Offended? You ought to be. Does it smack of racism? You bet it does. Will it work? I hope we never find out. It’s a ludicrous idea thrown out here for the sake of discussion only. I would never suggest, support, or promote such a sinful idea.

 

Yet, many of our churches do the same thing every week. We segregate our congregations into age-specific worship sessions. We have traditional worship for the older generation. We have contemporary services that appeal to the 35-50 year old contingent. We’ve got full-blown Christian rock worship for the singles. We’ve got celebratory worship services just for the youth. Sure, one population is welcome to worship with the other, and we hope they will, but by offering a smorgasbord of diverse worship experiences we’re in essence creating many mini-congregations who happen to share the same facility. That’s not a church.

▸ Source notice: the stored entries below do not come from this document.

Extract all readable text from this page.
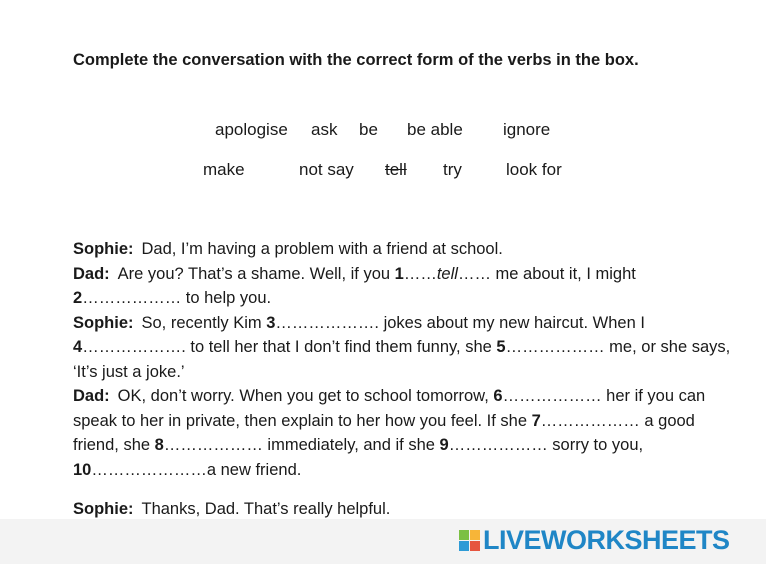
Complete the conversation with the correct form of the verbs in the box.
apologise ask be be able ignore
make	not say tell try	look for

Sophie: Dad, I’m having a problem with a friend at school.

Dad: Are you? That’s a shame. Well, if you 1……tell…… me about it, I might 2……………… to help you.

Sophie: So, recently Kim 3………………. jokes about my new haircut. When I 4………………. to tell her that I don’t find them funny, she 5……………… me, or she says, ‘It’s just a joke.’

Dad: OK, don’t worry. When you get to school tomorrow, 6……………… her if you can speak to her in private, then explain to her how you feel. If she 7……………… a good friend, she 8……………… immediately, and if she 9……………… sorry to you, 10…………………a new friend.

Sophie: Thanks, Dad. That’s really helpful.

LIVEWORKSHEETS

That’s a community center.

 

“Wait a minute,” you protest. “We offer these types of worship services in an honest attempt to appeal to segments of our population that we’re not reaching. They’re just not coming to the Sunday morning, 11 o’clock services. If we want to reach them with the Gospel, we’ve got to do something that speaks to them.”

 

Really? How is that any different than my offensive illustration about an African-American worship service? In the end, it’s not. It’s just a horse of a different color. The same presuppositions are at work. We assume that the way to reach different people is to offer different services.

 

That is true of the various ministries churches can and should offer. Not everyone needs marital counseling but some do. Not all members are struggling with dependency issues but some can’t break the habit. To those folks, and myriad others, we can offer something uniquely targeted to help them.

 

Yet, worship is different. While Christ reached out to people with the Gospel in their various life situations, every biblical example of worship reveals a church united. Revelation 4 and 5 promises us that the heavenly choir will feature voices from every nation and tribe. Yet, there will be one choir, singing with one voice, not various choirs doing their own thing in their own way. After all, that’s why we call it “corporate worship.” We do it together.

 

If unity in purpose and worship is the heavenly goal, should it not be our churchly goal? Shouldn’t we be directing our efforts here and now to that end rather than creating divisions within our churches?

 

If our current worship services are not meeting that end, unity in the worship of our God and Savior, it’s not time to start a new service. It’s time to fix the old one. We need to teach our people what the Bible says about worship. We need to show them God cares about worship. We need to lead them to set aside their differences and preferences in the name of Christian unity. When we do we’ll attract new audiences with our love for them, not our love for a style of music.

 

Please note, I am not saying that all churches have to be alike. I am not arguing that differences won’t exist between Church A and Church B. I’m not even arguing that differences don’t exist between the 20 year old and his parents. I’m arguing that Christ overcomes all those differences and so should our worship, if Christ is the object of that worship.

 

Sunday morning is, in fact, the most segregated hour in America. Unfortunately, many of us don’t even notice. Worse yet, we may unwittingly contribute to it as we continue to sort and to separate one believer from another simply because they’re different in age or color. Humanly speaking that might seem to make sense. Divinely speaking, that’s not the plan. God saves us one-on-one and then adds us to the one church. It’s time for local churches to minister to human needs individually and worship their Savior collectively.